In the In Residence column Keith White was writing about the excessive interventions of inspectors in trying to reduce risk by banning rope ladders and swings. As a child he had climbed a tree right to the top, and we hope that he did not point this out to the inspectors, or they might have required Keith to have all these dangerous objects chopped down.

Honor Trey had a parallel piece called Angles on Risk, arguing that children needed to learn about coping with risk, and that there were real dangers in failing to expose them to a degree of risk.

As we write, this problem is at last being acknowledged by politicians and it is becoming a theme in the media. Now that we have brought up a generation of children who have been escorted or driven to school throughout their childhoods, the need for children to do dangerous and exciting things is being recognised. The long-term effect of this cocooning remains to be seen.

August 2004

Hard to pick a single item to recommend. Keith White was commending a philosophical criticism of the west’s approach to education – Endangered, by Johann Christian Arnold. Beverley Smith was encouraging good practice in nurseries in getting little children interested in reading. Gus Greene was saying what he thought about teachers. There was a book review of Dame Gillian Wagner’s biography of Thomas Coram, Gent.
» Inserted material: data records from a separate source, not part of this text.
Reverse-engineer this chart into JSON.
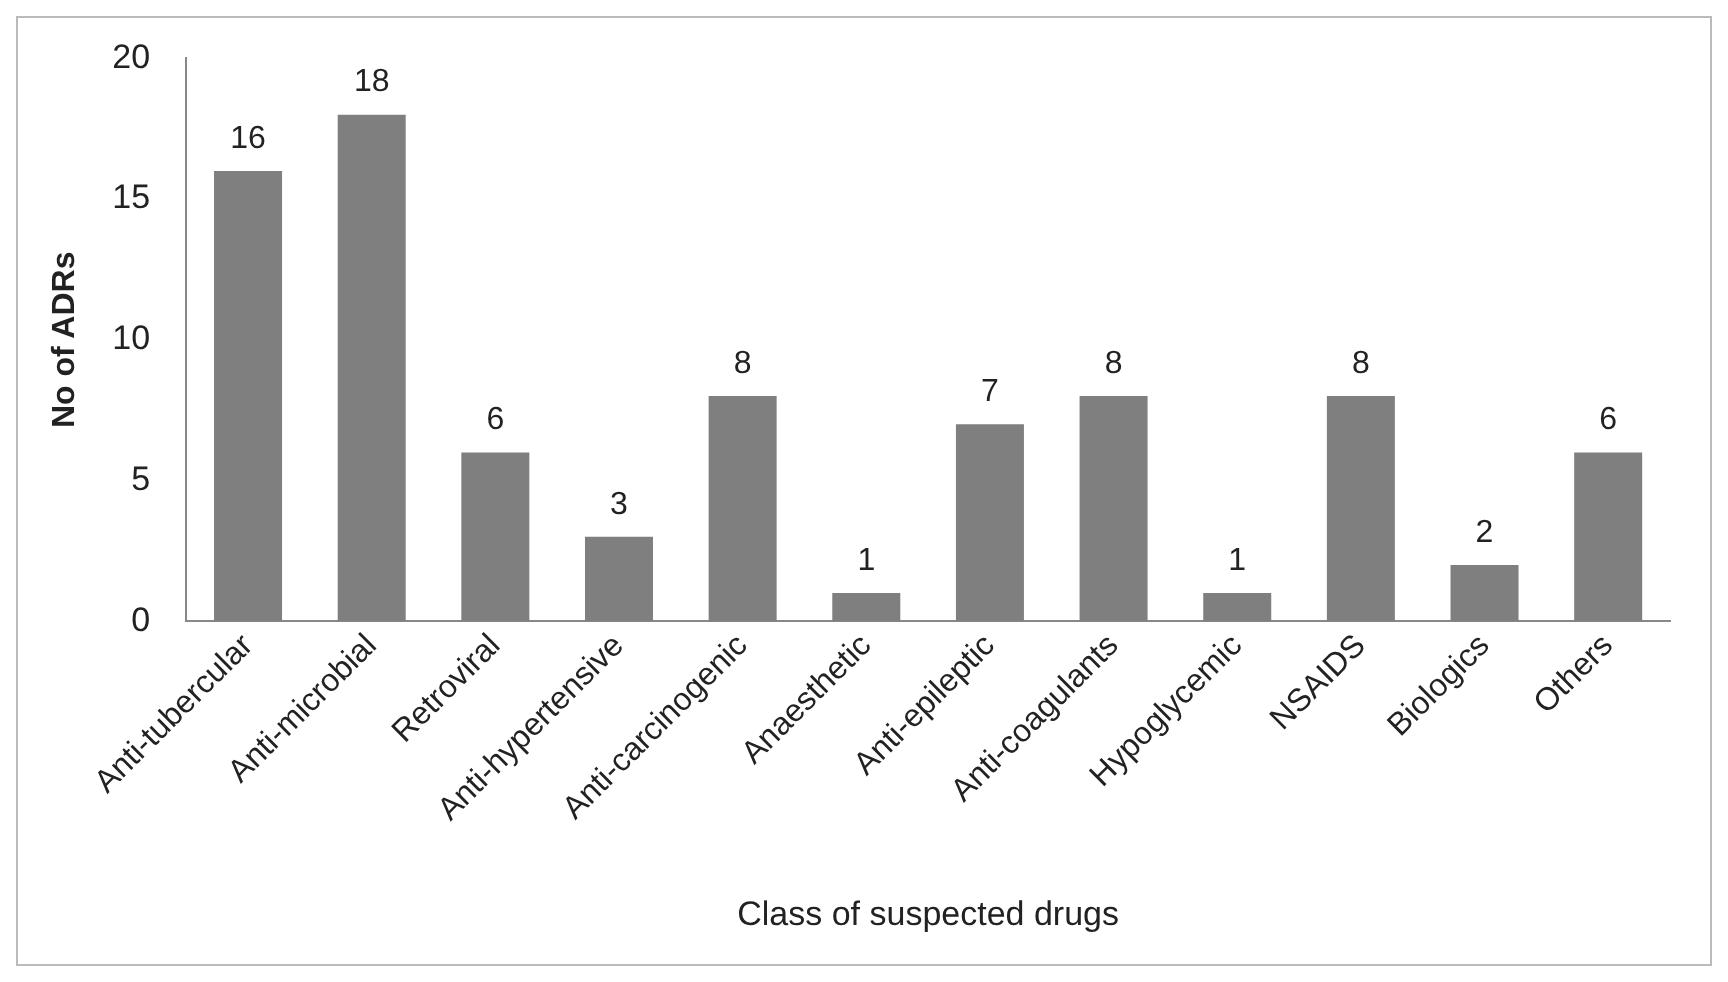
{
  "chart_data": {
    "type": "bar",
    "xlabel": "Class of suspected drugs",
    "ylabel": "No of ADRs",
    "categories": [
      "Anti-tubercular",
      "Anti-microbial",
      "Retroviral",
      "Anti-hypertensive",
      "Anti-carcinogenic",
      "Anaesthetic",
      "Anti-epileptic",
      "Anti-coagulants",
      "Hypoglycemic",
      "NSAIDS",
      "Biologics",
      "Others"
    ],
    "values": [
      16,
      18,
      6,
      3,
      8,
      1,
      7,
      8,
      1,
      8,
      2,
      6
    ],
    "color": "#7f7f7f",
    "ylim": [
      0,
      20
    ],
    "yticks": [
      0,
      5,
      10,
      15,
      20
    ],
    "grid": false,
    "legend": false,
    "data_labels": true
  }
}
Our longest piece, called The hand that rocks the cradle rules the world, was about the campaign to stop smacking, considering why professionals’ views were ignored by politicians and why it was taking so long to change policy. Policies have changed since then, but the question of the low status of the child care profession remains, despite Professor Sir Al Aynsley-Green’s impact.

September 2004

The outstanding piece in this issue was Keith White’s account of the intertwining of his family life and that of the Mill Grove community, recording the views of some of the people affected by the impending death of his mother (As she lay dying). It is moving and sensitive writing, indicating the complexities of human experiences and offers a sharp contrast with the dismissive shallowness of much teaching and thinking about the nature of residential communities.